Sequeira delved into the need for explainable artificial intelligence, the focus of her research at the R&D institution.
The basic properties required for biometrics to work were reviewed, along with the vulnerabilities of such technologies to presentation attacks. Using ISO/IEC standards as a starting point, Sequeira presents biometric presentation attacks as largely divided between automated attacks, such as synthetic identities, and human attacks, such as lifeless or altered subjects.
A problem that arises immediately in presentation attack detection, Sequeira says, is that of generalization: How can models tell unknown fake sample types from genuine ones?
Analysis of iris and fingerprint biometrics models suggest that they are not effective at identifying new attack types. This is in part, Sequeira argues, because most approaches are based on binary classifications which involve overly simplistic assumptions about attackers, and one class of training data for model design.
Sequeira and her team evaluated PAD models with the spoof tested both used and unused in training, calling the latter an “unseen attack.”
They found that a regularization technique, consisting of adversarial training and transfer learning processes, improved PAD generalization.
“We can provide better separability between bona fide and attacks, but not only that, we can also put the attacks closer, in a sense, that makes our model more robust,” Sequeira, who also previously headed biometric anti-spoofing at IrisGuard, explains.
The research community is now facing questions about what AI models are learning and deciding based on, as society attempts to see inside the AI ‘block box.’
Output as input
Machine learning, Sequeira points out, changes the paradigm of computing, moving the data that was formerly the output created by programs and starting data to the development side, with the program as output. Deep learning is based on representation learning, Sequeira says, and it is important to know that the learned features are relevant, rather than just appearing so during the training process.
As AI is used in applications like healthcare and law enforcement biometrics, Sequeira notes, transparency is necessary, and even required by GDPR.
There is an inherent trade-off, however, between performance and explainability, according to Sequeira. Despite this trade-off, explainability is desirable not just for the sake of transparency, but also for potential gains it could yield, such as in exposing hidden vulnerabilities.
Explainability is also not exactly the same as interpretability, even though the terms are sometimes used interchangeably. There is a consensus in the AI community that explainability in AI can only be achieved through study of the pre-model, in-model and post-model levels, so Sequeira’s team focused on the latter in experiments with face presentation attack detection and heartbeat biometric identification.
AI explainability is traditionally based on metrics for labels, but this approach is limited, and Sequeira asks if the scope of analysis can be expanded.

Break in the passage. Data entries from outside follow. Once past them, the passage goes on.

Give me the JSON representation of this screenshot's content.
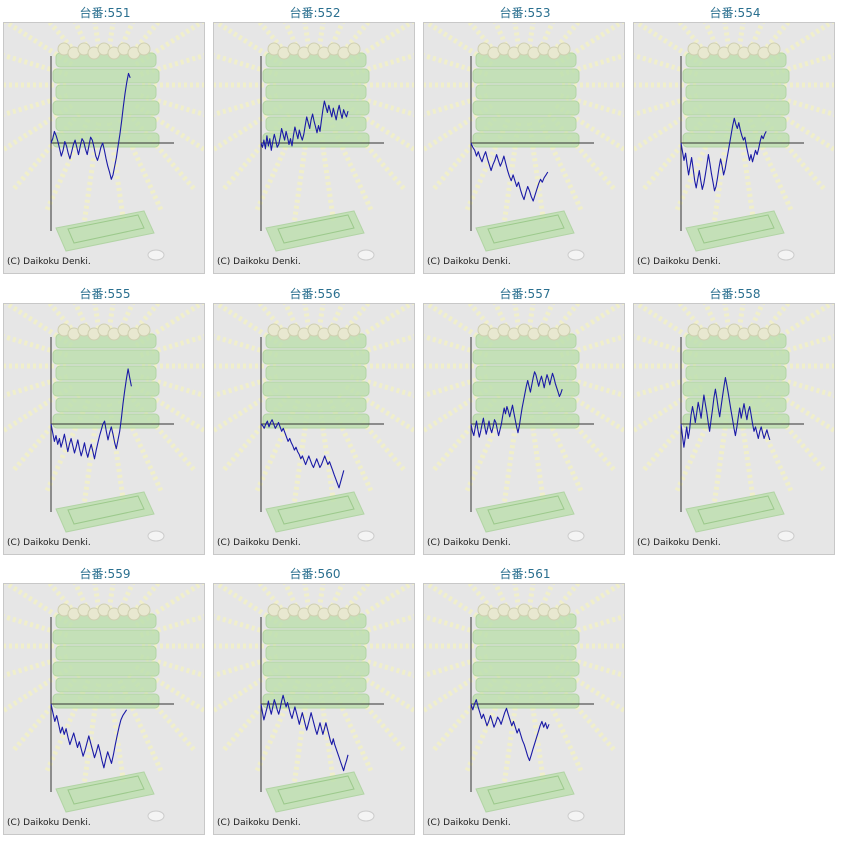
{
  "copyright": "(C) Daikoku Denki.",
  "colors": {
    "title": "#2a6f8f",
    "line": "#1a1aa6",
    "axis": "#333333",
    "panel": "#e6e6e6",
    "decor_green": "#bfe0b0",
    "decor_rays": "#f2f0c8"
  },
  "chart_data": [
    {
      "type": "line",
      "title": "台番:551",
      "values": [
        0,
        0.3,
        0.8,
        0.5,
        0.1,
        -0.4,
        -0.9,
        -0.5,
        0.1,
        -0.2,
        -0.7,
        -1.1,
        -0.6,
        -0.1,
        0.2,
        -0.3,
        -0.8,
        -0.2,
        0.3,
        0.1,
        -0.4,
        -0.8,
        -0.2,
        0.4,
        0.2,
        -0.3,
        -0.9,
        -1.2,
        -0.8,
        -0.3,
        0,
        -0.5,
        -1.1,
        -1.6,
        -2.0,
        -2.5,
        -2.2,
        -1.6,
        -1.0,
        -0.2,
        0.6,
        1.5,
        2.5,
        3.4,
        4.2,
        4.8,
        4.5
      ],
      "ylim": [
        -6,
        6
      ]
    },
    {
      "type": "line",
      "title": "台番:552",
      "values": [
        0,
        -0.3,
        0.2,
        -0.4,
        0.5,
        -0.2,
        0.3,
        -0.5,
        0.1,
        0.6,
        0.2,
        -0.3,
        -0.1,
        0.4,
        1.0,
        0.6,
        0.2,
        0.8,
        0.4,
        -0.1,
        0.3,
        -0.2,
        0.5,
        1.1,
        0.7,
        0.3,
        0.9,
        0.5,
        0.2,
        0.6,
        1.2,
        1.8,
        1.4,
        1.0,
        1.6,
        2.0,
        1.5,
        1.1,
        0.7,
        1.2,
        0.8,
        1.6,
        2.3,
        2.9,
        2.5,
        2.1,
        2.6,
        2.2,
        1.8,
        2.4,
        2.0,
        1.6,
        2.2,
        2.6,
        2.1,
        1.7,
        2.3,
        2.0,
        1.8,
        2.2
      ],
      "ylim": [
        -6,
        6
      ]
    },
    {
      "type": "line",
      "title": "台番:553",
      "values": [
        0,
        -0.3,
        -0.5,
        -0.9,
        -0.6,
        -1.0,
        -1.3,
        -0.9,
        -0.6,
        -1.1,
        -1.5,
        -1.9,
        -1.5,
        -1.2,
        -0.8,
        -1.2,
        -1.6,
        -1.3,
        -0.9,
        -1.4,
        -1.9,
        -2.3,
        -2.6,
        -2.2,
        -2.6,
        -3.0,
        -2.7,
        -3.2,
        -3.6,
        -3.9,
        -3.4,
        -3.0,
        -3.3,
        -3.7,
        -4.0,
        -3.6,
        -3.2,
        -2.8,
        -2.5,
        -2.7,
        -2.4,
        -2.2,
        -2.0
      ],
      "ylim": [
        -6,
        6
      ]
    },
    {
      "type": "line",
      "title": "台番:554",
      "values": [
        0,
        -0.6,
        -1.2,
        -0.7,
        -1.5,
        -2.2,
        -1.6,
        -1.0,
        -1.8,
        -2.6,
        -3.1,
        -2.5,
        -1.9,
        -2.6,
        -3.2,
        -2.8,
        -2.2,
        -1.5,
        -0.8,
        -1.4,
        -2.1,
        -2.7,
        -3.3,
        -3.0,
        -2.4,
        -1.7,
        -1.1,
        -1.6,
        -2.2,
        -1.8,
        -1.2,
        -0.6,
        0,
        0.6,
        1.2,
        1.7,
        1.3,
        1.0,
        1.4,
        0.9,
        0.5,
        0.2,
        0.4,
        -0.2,
        -0.7,
        -1.2,
        -0.8,
        -1.3,
        -0.9,
        -0.5,
        -0.8,
        -0.4,
        0.1,
        0.5,
        0.3,
        0.6,
        0.8
      ],
      "ylim": [
        -6,
        6
      ]
    },
    {
      "type": "line",
      "title": "台番:555",
      "values": [
        0,
        -0.6,
        -1.2,
        -0.8,
        -1.4,
        -1.0,
        -1.6,
        -1.2,
        -0.7,
        -1.3,
        -1.9,
        -1.4,
        -1.0,
        -1.5,
        -2.0,
        -1.6,
        -1.1,
        -1.7,
        -2.2,
        -1.8,
        -1.3,
        -1.9,
        -2.3,
        -1.8,
        -1.4,
        -1.9,
        -2.4,
        -1.8,
        -1.3,
        -0.8,
        -0.4,
        0,
        0.2,
        -0.5,
        -1.1,
        -0.6,
        -0.2,
        -0.7,
        -1.3,
        -1.7,
        -1.1,
        -0.5,
        0.4,
        1.4,
        2.3,
        3.1,
        3.8,
        3.2,
        2.6
      ],
      "ylim": [
        -6,
        6
      ]
    },
    {
      "type": "line",
      "title": "台番:556",
      "values": [
        0,
        -0.1,
        -0.3,
        0,
        0.2,
        -0.2,
        0.1,
        0.3,
        0,
        -0.3,
        -0.1,
        0.1,
        -0.2,
        -0.5,
        -0.3,
        -0.6,
        -0.9,
        -1.2,
        -1.0,
        -1.3,
        -1.5,
        -1.8,
        -1.6,
        -1.9,
        -2.1,
        -2.4,
        -2.2,
        -2.5,
        -2.8,
        -2.5,
        -2.2,
        -2.5,
        -2.8,
        -3.0,
        -2.7,
        -2.4,
        -2.7,
        -3.0,
        -2.8,
        -2.5,
        -2.2,
        -2.5,
        -2.8,
        -2.6,
        -2.9,
        -3.2,
        -3.5,
        -3.8,
        -4.1,
        -4.4,
        -4.0,
        -3.6,
        -3.2
      ],
      "ylim": [
        -6,
        6
      ]
    },
    {
      "type": "line",
      "title": "台番:557",
      "values": [
        0,
        -0.5,
        -0.8,
        -0.3,
        0.2,
        -0.4,
        -0.9,
        -0.5,
        0,
        0.4,
        -0.2,
        -0.7,
        -0.3,
        0.2,
        -0.3,
        -0.6,
        -0.2,
        0.3,
        0.1,
        -0.4,
        -0.8,
        -0.4,
        0,
        0.6,
        1.1,
        0.7,
        1.2,
        0.9,
        0.5,
        0.9,
        1.3,
        0.8,
        0.3,
        -0.2,
        -0.6,
        -0.1,
        0.5,
        1.1,
        1.6,
        2.1,
        2.6,
        3.0,
        2.6,
        2.2,
        2.7,
        3.2,
        3.6,
        3.4,
        3.0,
        2.6,
        3.0,
        3.3,
        2.9,
        2.5,
        3.0,
        3.4,
        3.1,
        2.7,
        3.1,
        3.5,
        3.2,
        2.8,
        2.5,
        2.2,
        1.9,
        2.1,
        2.4
      ],
      "ylim": [
        -6,
        6
      ]
    },
    {
      "type": "line",
      "title": "台番:558",
      "values": [
        0,
        -0.8,
        -1.6,
        -0.9,
        -0.2,
        -1.0,
        -0.4,
        0.6,
        1.2,
        0.7,
        0.1,
        0.8,
        1.5,
        1.0,
        0.4,
        1.2,
        2.0,
        1.4,
        0.8,
        0.1,
        -0.5,
        0.3,
        1.0,
        1.8,
        2.4,
        1.8,
        1.1,
        0.5,
        1.2,
        1.9,
        2.6,
        3.2,
        2.7,
        2.1,
        1.5,
        0.9,
        0.3,
        -0.3,
        -0.8,
        -0.2,
        0.5,
        1.1,
        0.4,
        0.9,
        1.4,
        0.8,
        0.3,
        0.9,
        1.2,
        0.6,
        0,
        -0.5,
        -0.2,
        -0.6,
        -1.0,
        -0.5,
        -0.2,
        -0.6,
        -1.0,
        -0.7,
        -0.4,
        -0.8,
        -1.1
      ],
      "ylim": [
        -6,
        6
      ]
    },
    {
      "type": "line",
      "title": "台番:559",
      "values": [
        0,
        -0.6,
        -1.2,
        -0.8,
        -1.4,
        -2.0,
        -1.6,
        -2.1,
        -1.7,
        -2.3,
        -2.8,
        -2.4,
        -2.0,
        -2.5,
        -3.0,
        -2.6,
        -3.1,
        -3.6,
        -3.2,
        -2.7,
        -2.2,
        -2.7,
        -3.2,
        -3.7,
        -3.3,
        -2.8,
        -3.3,
        -3.9,
        -4.4,
        -3.8,
        -3.3,
        -3.7,
        -4.1,
        -3.5,
        -2.8,
        -2.2,
        -1.6,
        -1.1,
        -0.8,
        -0.6,
        -0.4
      ],
      "ylim": [
        -6,
        6
      ]
    },
    {
      "type": "line",
      "title": "台番:560",
      "values": [
        0,
        -0.6,
        -1.1,
        -0.7,
        -0.3,
        0.2,
        -0.3,
        -0.7,
        -0.2,
        0.3,
        0,
        -0.4,
        -0.7,
        -0.3,
        0.2,
        0.6,
        0.2,
        -0.2,
        0.1,
        -0.3,
        -0.7,
        -1.0,
        -0.6,
        -0.2,
        -0.6,
        -1.0,
        -1.4,
        -1.0,
        -0.6,
        -1.0,
        -1.4,
        -1.8,
        -1.4,
        -1.0,
        -0.6,
        -1.0,
        -1.4,
        -1.8,
        -2.1,
        -1.7,
        -1.3,
        -1.7,
        -2.1,
        -1.7,
        -1.3,
        -1.7,
        -2.1,
        -2.5,
        -2.8,
        -2.4,
        -2.8,
        -3.1,
        -3.4,
        -3.7,
        -4.0,
        -4.3,
        -4.6,
        -4.2,
        -3.9,
        -3.5
      ],
      "ylim": [
        -6,
        6
      ]
    },
    {
      "type": "line",
      "title": "台番:561",
      "values": [
        0,
        -0.4,
        0,
        0.3,
        -0.2,
        -0.6,
        -1.0,
        -0.7,
        -1.1,
        -1.5,
        -1.2,
        -0.8,
        -1.2,
        -1.6,
        -1.3,
        -0.9,
        -1.1,
        -1.4,
        -1.0,
        -0.6,
        -0.3,
        -0.7,
        -1.1,
        -1.5,
        -1.2,
        -1.6,
        -2.0,
        -1.7,
        -2.1,
        -2.5,
        -2.8,
        -3.2,
        -3.6,
        -3.9,
        -3.5,
        -3.1,
        -2.7,
        -2.3,
        -1.9,
        -1.5,
        -1.2,
        -1.6,
        -1.3,
        -1.7,
        -1.4
      ],
      "ylim": [
        -6,
        6
      ]
    }
  ]
}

Class activation maps show the pixel groups used in class prediction, yielding some insight into the algorithmic decision-making process. They show a significant difference in the behavior of the one-attack and unseen-attack models, for example, even when both made the same, correct classification.
In the case of this experiment, the unseen-attack model was trained on all types of attack available except the one it was tested on, Sequeira explains.

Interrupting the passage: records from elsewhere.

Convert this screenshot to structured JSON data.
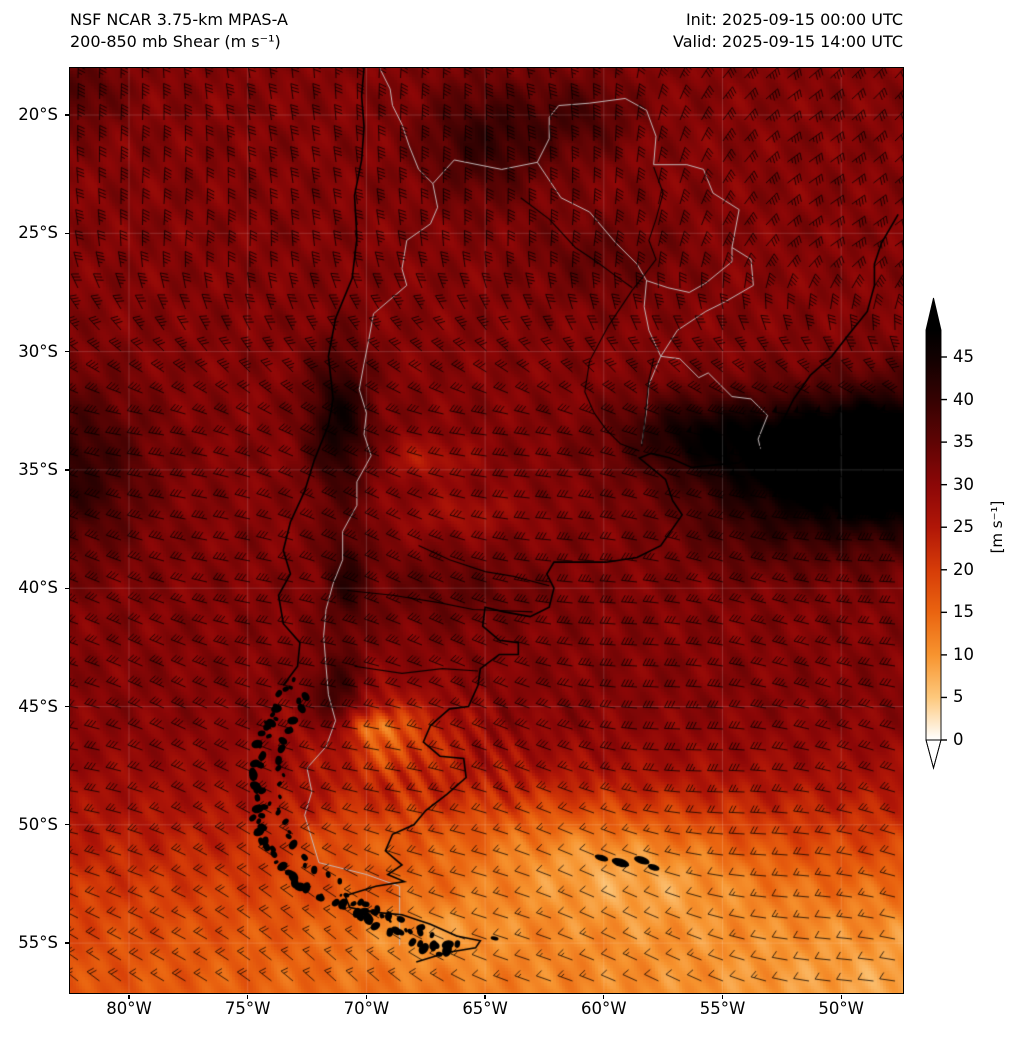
{
  "titles": {
    "left_line1": "NSF NCAR 3.75-km MPAS-A",
    "left_line2": "200-850 mb Shear (m s⁻¹)",
    "init": "Init: 2025-09-15 00:00 UTC",
    "valid": "Valid: 2025-09-15 14:00 UTC"
  },
  "axes": {
    "x_ticks": [
      {
        "label": "80°W",
        "lon": -80
      },
      {
        "label": "75°W",
        "lon": -75
      },
      {
        "label": "70°W",
        "lon": -70
      },
      {
        "label": "65°W",
        "lon": -65
      },
      {
        "label": "60°W",
        "lon": -60
      },
      {
        "label": "55°W",
        "lon": -55
      },
      {
        "label": "50°W",
        "lon": -50
      }
    ],
    "y_ticks": [
      {
        "label": "20°S",
        "lat": 20
      },
      {
        "label": "25°S",
        "lat": 25
      },
      {
        "label": "30°S",
        "lat": 30
      },
      {
        "label": "35°S",
        "lat": 35
      },
      {
        "label": "40°S",
        "lat": 40
      },
      {
        "label": "45°S",
        "lat": 45
      },
      {
        "label": "50°S",
        "lat": 50
      },
      {
        "label": "55°S",
        "lat": 55
      }
    ]
  },
  "colorbar": {
    "label": "[m s⁻¹]",
    "ticks": [
      {
        "label": "0",
        "value": 0
      },
      {
        "label": "5",
        "value": 5
      },
      {
        "label": "10",
        "value": 10
      },
      {
        "label": "15",
        "value": 15
      },
      {
        "label": "20",
        "value": 20
      },
      {
        "label": "25",
        "value": 25
      },
      {
        "label": "30",
        "value": 30
      },
      {
        "label": "35",
        "value": 35
      },
      {
        "label": "40",
        "value": 40
      },
      {
        "label": "45",
        "value": 45
      }
    ],
    "max_value": 48.2,
    "colormap": [
      {
        "value": 0,
        "color": "#ffffff"
      },
      {
        "value": 5,
        "color": "#fdc87c"
      },
      {
        "value": 10,
        "color": "#f7942f"
      },
      {
        "value": 15,
        "color": "#ea6410"
      },
      {
        "value": 20,
        "color": "#d63c08"
      },
      {
        "value": 25,
        "color": "#b01607"
      },
      {
        "value": 30,
        "color": "#8c0707"
      },
      {
        "value": 35,
        "color": "#5f0404"
      },
      {
        "value": 40,
        "color": "#350202"
      },
      {
        "value": 45,
        "color": "#110101"
      },
      {
        "value": 48.2,
        "color": "#000000"
      }
    ]
  },
  "map_style": {
    "spine_color": "#000000",
    "coast_color": "#000000",
    "border_color": "#c4baba",
    "graticule_color": "rgba(255,255,255,0.16)",
    "barb_color": "rgba(0,0,0,0.85)"
  }
}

The resulting heat-maps show the models making the same judgement based on the same image in several cases in which the class activation maps make clear they are focused on different parts of the picture. This was the case with both correctly classified presentation attack and bona fide samples.
Explanations for samples classified in the same way were significantly closer to each other.
Where you would look on an image to detect a presentation attack seems intuitive. A person would focus on transitions between the artifact, such as a mask, and the real environment around it. The single-attack PAD model focused on a similar area, but the unseen-attack model did not.
Sequeira’s team arrived at a set of four desirable properties for explanations, comparing single and unseen attack models, intra-class coherence, meaningfulness to humans and swaps of training and test data. The criteria raises questions, however, around how ‘similar’ and ‘meaningful’ are defined in this context.
The challenge remaining for the biometrics community, according to Sequeira, is to develop new performance metrics for explanations.